Les demandes d’asile fondées sur l’homosexualité de la personne

Une rapporteure à la Cour nationale du droit d’asile (CNDA) raconte son quotidien de l’intérieur. Une série en cinq épisodes (4/5).

Par Lou Mazer le 19 Septembre 2019

Les médias comme les hommes et femmes politiques véhiculent, peut-être malgré eux, l’idée que l’OFPRA et la CNDA, les deux institutions chargées d’examiner les demandes d’asile, ne semblent pas bien connaître la situation des personnes homosexuelles dans leurs pays d’origine. Cette image a été fortement médiatisée en mai 2018 lorsque des associations se sont mobilisées pour empêcher l’expulsion de Moussa, un jeune Guinéen alléguant être persécuté dans son pays en raison de son homosexualité1. Il a ainsi été soutenu par l’association Aides mais également par des hommes et femmes politiques comme Olivier Faure, Benoît Hamon et Emmanuelle Cosse. Cette dernière déclarait « Il est temps que ce gouvernement fasse preuve d’humanité » tandis que Aides demandait sur Twitter « la protection de l’État pour toute personne gay, bi, lesbienne ou trans arrivant de pays notoirement homophobes et dangereux ».

C’est exactement la jurisprudence de la Cour et c’est également la ligne observée par l’OFPRA pour instruire les demandes d’asile des personnes alléguant des craintes en raison de leur orientation sexuelle. De nombreux rapports d’ONG internationales renseignent parfaitement sur la situation des personnes homosexuelles en Guinée.

Le problème, c’est-à-dire le motif de rejet d’une demande d’asile pour la très grande majorité des personnes déboutées, réside dans l’établissement de l’orientation sexuelle. L’OFPRA et la Cour, chargés d’examiner les demandes d’asile et d’octroyer une protection à celles et ceux qui ont des craintes d’être persécutés, notamment en raison de leur orientation sexuelle, ne peuvent s’appuyer sur les seules affirmations des demandeurs sans vérifier cette information.

Il s’agit d’une demande extrêmement particulière.

À la différence des demandes d’asile fondées sur des motivations politiques ou sur une conversion religieuse, les demandes fondées sur l’orientation sexuelle ne nécessitent aucun document de preuve, qui, s’ils sont faux, peuvent coûter très cher aux personnes demandant l’asile2. Ne seront pas non plus exigés des personnes homosexuelles des connaissances complètes sur l’idéologie d’un parti ou la pratique religieuse ni un engagement les rendant particulièrement visibles.
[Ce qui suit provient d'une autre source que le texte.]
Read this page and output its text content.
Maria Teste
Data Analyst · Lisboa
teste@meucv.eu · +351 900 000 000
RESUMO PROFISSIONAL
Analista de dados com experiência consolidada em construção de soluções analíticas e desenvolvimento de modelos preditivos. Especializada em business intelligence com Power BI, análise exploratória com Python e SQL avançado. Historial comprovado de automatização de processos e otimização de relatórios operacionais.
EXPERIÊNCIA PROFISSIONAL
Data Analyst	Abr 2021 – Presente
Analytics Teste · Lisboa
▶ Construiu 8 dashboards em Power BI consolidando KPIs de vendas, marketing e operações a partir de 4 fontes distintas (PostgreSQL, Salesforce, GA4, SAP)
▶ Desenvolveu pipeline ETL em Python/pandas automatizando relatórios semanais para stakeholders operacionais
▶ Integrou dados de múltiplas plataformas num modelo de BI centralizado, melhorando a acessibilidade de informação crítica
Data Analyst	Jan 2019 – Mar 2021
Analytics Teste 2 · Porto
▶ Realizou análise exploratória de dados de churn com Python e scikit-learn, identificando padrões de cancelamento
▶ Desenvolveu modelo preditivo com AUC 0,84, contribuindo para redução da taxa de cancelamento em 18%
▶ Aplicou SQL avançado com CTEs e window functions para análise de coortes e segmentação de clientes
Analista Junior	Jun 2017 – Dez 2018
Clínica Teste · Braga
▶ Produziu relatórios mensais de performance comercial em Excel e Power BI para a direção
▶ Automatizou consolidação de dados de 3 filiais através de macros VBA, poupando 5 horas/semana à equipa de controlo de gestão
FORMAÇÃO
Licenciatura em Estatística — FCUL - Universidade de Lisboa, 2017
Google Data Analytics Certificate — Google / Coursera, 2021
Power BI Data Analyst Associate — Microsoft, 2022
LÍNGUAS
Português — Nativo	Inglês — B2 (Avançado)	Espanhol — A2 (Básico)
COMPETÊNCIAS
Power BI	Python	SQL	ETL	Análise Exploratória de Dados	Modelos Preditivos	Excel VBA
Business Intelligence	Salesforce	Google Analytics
Cette demande d’asile est ainsi examinée sous le prisme de l’intime conviction et non sur la base de preuves. Nous attendons ainsi des personnes qu’elles nous livrent des éléments et anecdotes personnalisés, notamment sur la prise de conscience de leur orientation sexuelle dans un pays qui pénalise l’homosexualité ou dans lequel l’homosexualité est réprimée par la population pour des raisons de tradition ou de religion. Elles sont également interrogées sur leurs relations afin d’examiner si leurs compagnons ou compagnes ont une existence réelle. Elles doivent également revenir sur d’éventuelles persécutions subies en raison de leur orientation sexuelle.

Officiers de protection à l’OFPRA comme rapporteurs et membres de la formation de jugement à la Cour sont mal à l’aise à l’égard de cette demande d’asile. Nous sommes ainsi gênés de leur poser des questions sur leur ressenti et leurs relations amoureuses. Il arrive que nous ne soyons pas complètement convaincus, dans un sens comme dans l’autre. Dans ce cas, le doute bénéficie généralement au demandeur d’asile et une protection est octroyée par la Cour.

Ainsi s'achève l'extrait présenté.